The first two of these are the TEI source files for the MLP portion itself. The makefile-tangle.tei-entity source file may be used as a starting point for gMLP tangling makefiles elsewhere. The third item is a SYSTEM entity referenced in literate-programming.tei, but less tightly a part of the gMLP source itself. The fourth item is an XSL stylesheet which extracts the code chunks. (At some point in my own development process this was handwritten; as-distributed, it's just a copy of the MLP-generated "graphein-tonotangle.xsl".)

Second, it contains the three shell scripts used to invoke graphein's weaving and tangling processes. These invocations could be done by hand (and thus these scripts extracted from the gMLP source), but they're handy to have from the start.

run-make-tangle.sh run-make-weave.sh run-make-weave-and-tangle.sh

Third, it contains the gMLP-generated XSLT stylesheet for extracting the code chunks, and makefile for tangling. These could be generated from the items above, but are, again, handy to have from the start.

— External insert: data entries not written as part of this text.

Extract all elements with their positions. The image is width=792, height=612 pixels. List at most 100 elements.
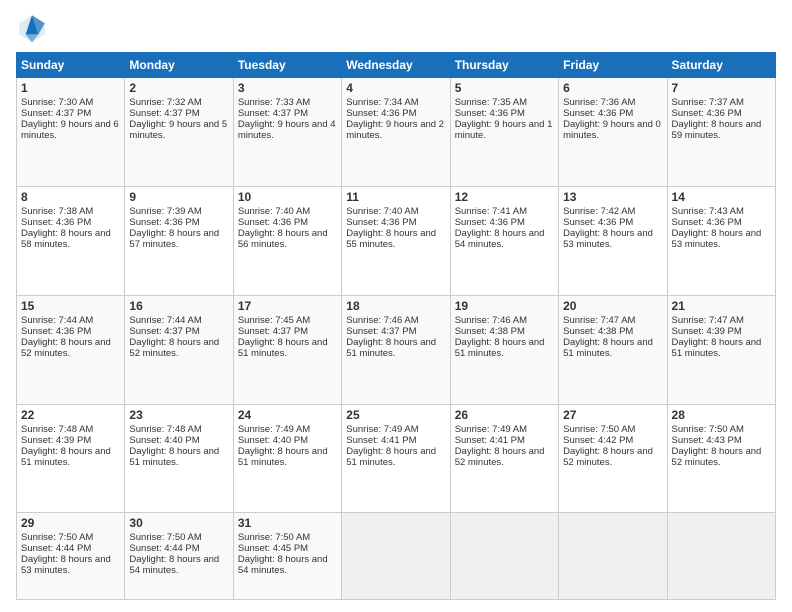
day-number: 5 (455, 81, 554, 95)
sunrise-label: Sunrise: 7:49 AM (238, 424, 310, 435)
sunrise-label: Sunrise: 7:34 AM (346, 97, 418, 108)
sunset-label: Sunset: 4:44 PM (129, 543, 199, 554)
daylight-label: Daylight: 8 hours and 56 minutes. (238, 228, 328, 250)
sunrise-label: Sunrise: 7:30 AM (21, 97, 93, 108)
sunrise-label: Sunrise: 7:46 AM (455, 315, 527, 326)
sunset-label: Sunset: 4:37 PM (129, 108, 199, 119)
daylight-label: Daylight: 8 hours and 52 minutes. (129, 337, 219, 359)
daylight-label: Daylight: 9 hours and 6 minutes. (21, 119, 119, 141)
sunset-label: Sunset: 4:38 PM (455, 326, 525, 337)
calendar-cell: 25Sunrise: 7:49 AMSunset: 4:41 PMDayligh… (342, 404, 450, 513)
calendar-header-sunday: Sunday (17, 53, 125, 78)
calendar-week-row-2: 8Sunrise: 7:38 AMSunset: 4:36 PMDaylight… (17, 186, 776, 295)
sunrise-label: Sunrise: 7:37 AM (672, 97, 744, 108)
calendar-cell: 13Sunrise: 7:42 AMSunset: 4:36 PMDayligh… (559, 186, 667, 295)
daylight-label: Daylight: 9 hours and 0 minutes. (563, 119, 661, 141)
day-number: 23 (129, 408, 228, 422)
daylight-label: Daylight: 8 hours and 51 minutes. (563, 337, 653, 359)
sunrise-label: Sunrise: 7:50 AM (563, 424, 635, 435)
logo-icon (16, 12, 48, 44)
sunrise-label: Sunrise: 7:35 AM (455, 97, 527, 108)
sunset-label: Sunset: 4:36 PM (346, 217, 416, 228)
calendar-cell: 10Sunrise: 7:40 AMSunset: 4:36 PMDayligh… (233, 186, 341, 295)
daylight-label: Daylight: 8 hours and 54 minutes. (238, 554, 328, 576)
calendar-cell: 7Sunrise: 7:37 AMSunset: 4:36 PMDaylight… (667, 78, 775, 187)
daylight-label: Daylight: 8 hours and 51 minutes. (129, 446, 219, 468)
sunrise-label: Sunrise: 7:50 AM (238, 532, 310, 543)
daylight-label: Daylight: 8 hours and 53 minutes. (21, 554, 111, 576)
calendar-cell: 17Sunrise: 7:45 AMSunset: 4:37 PMDayligh… (233, 295, 341, 404)
sunset-label: Sunset: 4:37 PM (238, 108, 308, 119)
day-number: 21 (672, 299, 771, 313)
header (16, 12, 776, 44)
daylight-label: Daylight: 8 hours and 54 minutes. (129, 554, 219, 576)
daylight-label: Daylight: 8 hours and 51 minutes. (672, 337, 762, 359)
sunset-label: Sunset: 4:39 PM (21, 435, 91, 446)
day-number: 28 (672, 408, 771, 422)
calendar-cell: 29Sunrise: 7:50 AMSunset: 4:44 PMDayligh… (17, 513, 125, 600)
sunset-label: Sunset: 4:36 PM (672, 217, 742, 228)
calendar-cell: 22Sunrise: 7:48 AMSunset: 4:39 PMDayligh… (17, 404, 125, 513)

graphein-tonotangle.xsl makefile-tangle

This makefile may be used, literally, as a template for tangling makefiles in other directories, or its gMLP source (see above) can be used for gMLP variants.

Fourth, it contains a script which runs the Saxon XSLT processor standalone. This "illiterate" version is just a copy of the gMLP version described earlier. This script is useful (but the very useful) only if rebuilding the gMLP system from source.

run-saxon.sh-illiterate

Finally, it may or may not contain the example shell script "hello.sh", depending on how I copy things.

To regenerate the system from the source, should you wish to do so:

./run-make-tangle.sh clean cp graphein-tonotangle.xsl-illiterate graphein-tonotangle.xsl cp run-saxon.sh-illiterate run-saxon.sh ./run-saxon.sh literate-programming.tei > literate-programming.nw notangle -t8 -Rmakefile-tangle literate-programming.nw > makefile-tangle notangle -t8 -Rrun-make-tangle.sh literate-programming.nw > run-make-tangle.sh notangle -t8 -Rrun-make-weave.sh literate-programming.nw > run-make-weave.sh notangle -t8 -Rrun-make-weave-and-tangle.sh literate-programming.nw > run-make-weave-and-tangle.sh chmod +x run-make-*.sh ./run-make-weave-and-tangle.sh

This requires most of the full complement of graphein tools (described elsewhere), including: an XSLT processor (Saxon, here), the XML Commons Resolver (installed and configured), the TEI P5, xmllint, Noweb (notangle only), GNU make, bash, and Awk.

To use the system, copy these components (and the components use for weaving) into the "new-static-files" subdirectory of the root directory of the graphein hierarchy.